An article in WaPo from the launch date a month ago hints at the same question, a bit more diplomatically.

from Senegoid’s link

…a very expensive piece of aerospace sculpture a million miles from Earth.

… that we won’t even be able to see 'cos they didn’t think to put any
selfie cameras on it.

We could have the Hubble snap some pics of it.

We’ve got a picture of it. You might have to squint.

NASA actually has a rule that all data collected from any of their missions must be made public within at most a year after being collected, and the principle investigators can release it earlier if they want. On many NASA missions, the principle investigators have, in fact, chosen to make all of the data available to the public immediately. So even if the images taken at “first light” don’t look very impressive or awe-inspiring, we might still get to see them soon, and will certainly get to see them eventually, if we really want.

Of course, “made available” doesn’t necessarily mean “with a big splashy press release, and posted on the front page of nasa.gov”.

That’s when they said it would start doing science, but I’m betting we get pictures well before that. They need everything to work at crazy levels of precision to do the serious science, but parts of it will deliver before then. It has to be very cold for the longer IR wavelengths to behave well, but JWST can see all the way up to orange wavelengths, and could deliver pictures that we the great unwashed would get excited over, well before optimal temperatures are reached.

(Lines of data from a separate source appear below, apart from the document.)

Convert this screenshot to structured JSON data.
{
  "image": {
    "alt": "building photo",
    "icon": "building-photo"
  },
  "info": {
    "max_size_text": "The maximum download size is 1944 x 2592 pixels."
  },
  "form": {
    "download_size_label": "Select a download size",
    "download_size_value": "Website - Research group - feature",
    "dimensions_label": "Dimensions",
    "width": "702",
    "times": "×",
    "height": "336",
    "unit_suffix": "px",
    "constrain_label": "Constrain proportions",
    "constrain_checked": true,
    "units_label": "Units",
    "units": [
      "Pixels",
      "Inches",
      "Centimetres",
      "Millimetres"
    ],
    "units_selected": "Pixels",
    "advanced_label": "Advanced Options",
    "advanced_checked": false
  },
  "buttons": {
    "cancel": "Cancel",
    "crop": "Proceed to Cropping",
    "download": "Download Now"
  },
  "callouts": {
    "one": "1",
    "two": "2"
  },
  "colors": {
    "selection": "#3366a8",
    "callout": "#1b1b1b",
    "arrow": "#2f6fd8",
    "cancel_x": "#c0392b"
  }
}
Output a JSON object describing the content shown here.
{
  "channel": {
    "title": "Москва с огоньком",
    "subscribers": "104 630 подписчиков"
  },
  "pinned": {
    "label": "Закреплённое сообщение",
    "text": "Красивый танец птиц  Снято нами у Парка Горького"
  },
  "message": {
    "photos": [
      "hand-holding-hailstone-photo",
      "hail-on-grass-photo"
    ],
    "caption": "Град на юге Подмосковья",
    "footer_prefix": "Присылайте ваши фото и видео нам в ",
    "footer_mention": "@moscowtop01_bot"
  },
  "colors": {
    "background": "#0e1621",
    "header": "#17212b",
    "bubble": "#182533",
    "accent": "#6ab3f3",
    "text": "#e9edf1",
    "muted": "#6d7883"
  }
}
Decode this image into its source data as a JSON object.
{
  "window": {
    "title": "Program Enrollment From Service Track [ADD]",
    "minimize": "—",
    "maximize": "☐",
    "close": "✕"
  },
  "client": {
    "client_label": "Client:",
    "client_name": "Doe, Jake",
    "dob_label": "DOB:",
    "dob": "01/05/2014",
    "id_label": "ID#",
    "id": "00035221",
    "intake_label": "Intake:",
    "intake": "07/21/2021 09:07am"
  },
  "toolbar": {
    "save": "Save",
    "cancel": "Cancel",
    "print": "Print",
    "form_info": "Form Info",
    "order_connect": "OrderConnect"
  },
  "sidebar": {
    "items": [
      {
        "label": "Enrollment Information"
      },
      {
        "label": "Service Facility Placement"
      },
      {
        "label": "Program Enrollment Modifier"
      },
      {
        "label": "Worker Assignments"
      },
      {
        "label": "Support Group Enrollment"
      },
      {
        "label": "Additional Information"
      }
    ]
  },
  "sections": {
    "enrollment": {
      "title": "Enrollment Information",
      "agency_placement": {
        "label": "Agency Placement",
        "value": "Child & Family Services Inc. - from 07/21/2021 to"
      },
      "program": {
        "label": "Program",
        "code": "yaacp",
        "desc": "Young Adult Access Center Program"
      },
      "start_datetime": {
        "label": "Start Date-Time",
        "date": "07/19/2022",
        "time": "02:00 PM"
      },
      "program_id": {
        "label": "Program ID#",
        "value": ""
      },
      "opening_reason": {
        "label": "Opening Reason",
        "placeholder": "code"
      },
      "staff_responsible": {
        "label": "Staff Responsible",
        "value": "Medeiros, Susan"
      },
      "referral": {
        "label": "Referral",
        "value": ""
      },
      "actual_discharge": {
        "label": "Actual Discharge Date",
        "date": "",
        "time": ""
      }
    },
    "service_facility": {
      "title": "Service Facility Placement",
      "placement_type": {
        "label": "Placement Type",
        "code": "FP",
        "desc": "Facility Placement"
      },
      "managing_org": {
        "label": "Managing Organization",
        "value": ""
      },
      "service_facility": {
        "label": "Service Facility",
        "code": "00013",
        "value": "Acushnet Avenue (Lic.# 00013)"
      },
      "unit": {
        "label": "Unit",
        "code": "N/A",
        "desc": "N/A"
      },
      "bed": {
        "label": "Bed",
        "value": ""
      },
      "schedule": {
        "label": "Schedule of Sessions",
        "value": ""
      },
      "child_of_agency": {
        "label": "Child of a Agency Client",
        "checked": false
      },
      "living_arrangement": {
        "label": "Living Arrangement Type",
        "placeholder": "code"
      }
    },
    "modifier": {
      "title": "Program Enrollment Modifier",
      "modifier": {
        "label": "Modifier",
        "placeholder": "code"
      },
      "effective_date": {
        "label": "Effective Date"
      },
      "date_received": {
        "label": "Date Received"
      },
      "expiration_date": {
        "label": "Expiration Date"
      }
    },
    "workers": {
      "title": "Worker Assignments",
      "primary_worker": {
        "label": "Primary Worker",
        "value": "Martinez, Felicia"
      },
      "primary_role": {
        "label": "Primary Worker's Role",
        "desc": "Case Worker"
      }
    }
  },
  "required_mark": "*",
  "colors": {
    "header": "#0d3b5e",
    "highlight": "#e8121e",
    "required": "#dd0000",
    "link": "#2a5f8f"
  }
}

Now, fate will tell us, and my drivel is of no real consequence. But my fingers are crossed for at least some token kind of eye candy in February or so.

I imagine they’d be taking pictures during the commissioning process. We might be able to see images sooner rather than later.

Unless the IR images are unexpectedly blurry, indicating a problem. I imagine those’d be released as late as possible.

Meanwhile, the “Where is Webb” page seems to have gone dormant, no longer updating now that Webb is at L2.

I’m hoping there will be on-going regular public updates to keep us interested folk aware of what’s going on with Webb day-to-day in the immediate near future.

Is there actually anything much happening in the next few weeks that us layfolks would find interesting?

Nitpick: “principal”

You mean they might be in the bottom of a locked filing cabinet stuck in a disused lavatory with a sign on the door saying ‘Beware of the Leopard"?

I thought about this a bit more. Lagrangian orbits are hellishly complex things that I don’t pretend to fully understand, but I think one can reach a conclusion from first principles.

Consider that any object in any orbit must be experiencing a centrifugal force pulling it away from the center of its orbit, and this must be balanced by an equivalent gravitational pull from the center. It cannot be any other way. This is further confirmed by looking at the gravitational potential contours posted previously. The halo orbit which is roughly perpendicular to the ecliptic takes the JWST both “in front” of L2 and behind it, where the gravitational potential is higher than at L2. This manifestly must be true throughout its orbit. And the farther it is from L2 along the earth’s orbital tangent (within some relatively short distance) the higher the gravitational potential energy and therefore the lower the kinetic energy (i.e.-speed). So I conclude that the normal rule for tangential velocity at apogee vs perigee applies.

Another way of looking at it is that the above supports the idea that a weight on a string, set moving so it describes an elliptical orbit, is a valid analogy. There is no mass at the center of its orbit, but it describes a Lagrangian type orbit due to the balance of forces between the string and the earth’s gravity. One observes that in a shallow ellipse, it moves much faster along the long side of the ellipse where it’s closest to its rest point (perigee) than the short side where it’s farthest (apogee). Indeed if the ellipse is squashed completely flat, you have a pendulum, which has zero motion perpendicular to its plane, and the velocity of the orbiting weight at apogee is precisely zero.

If I’m wrong about any of this I’d welcome any correction.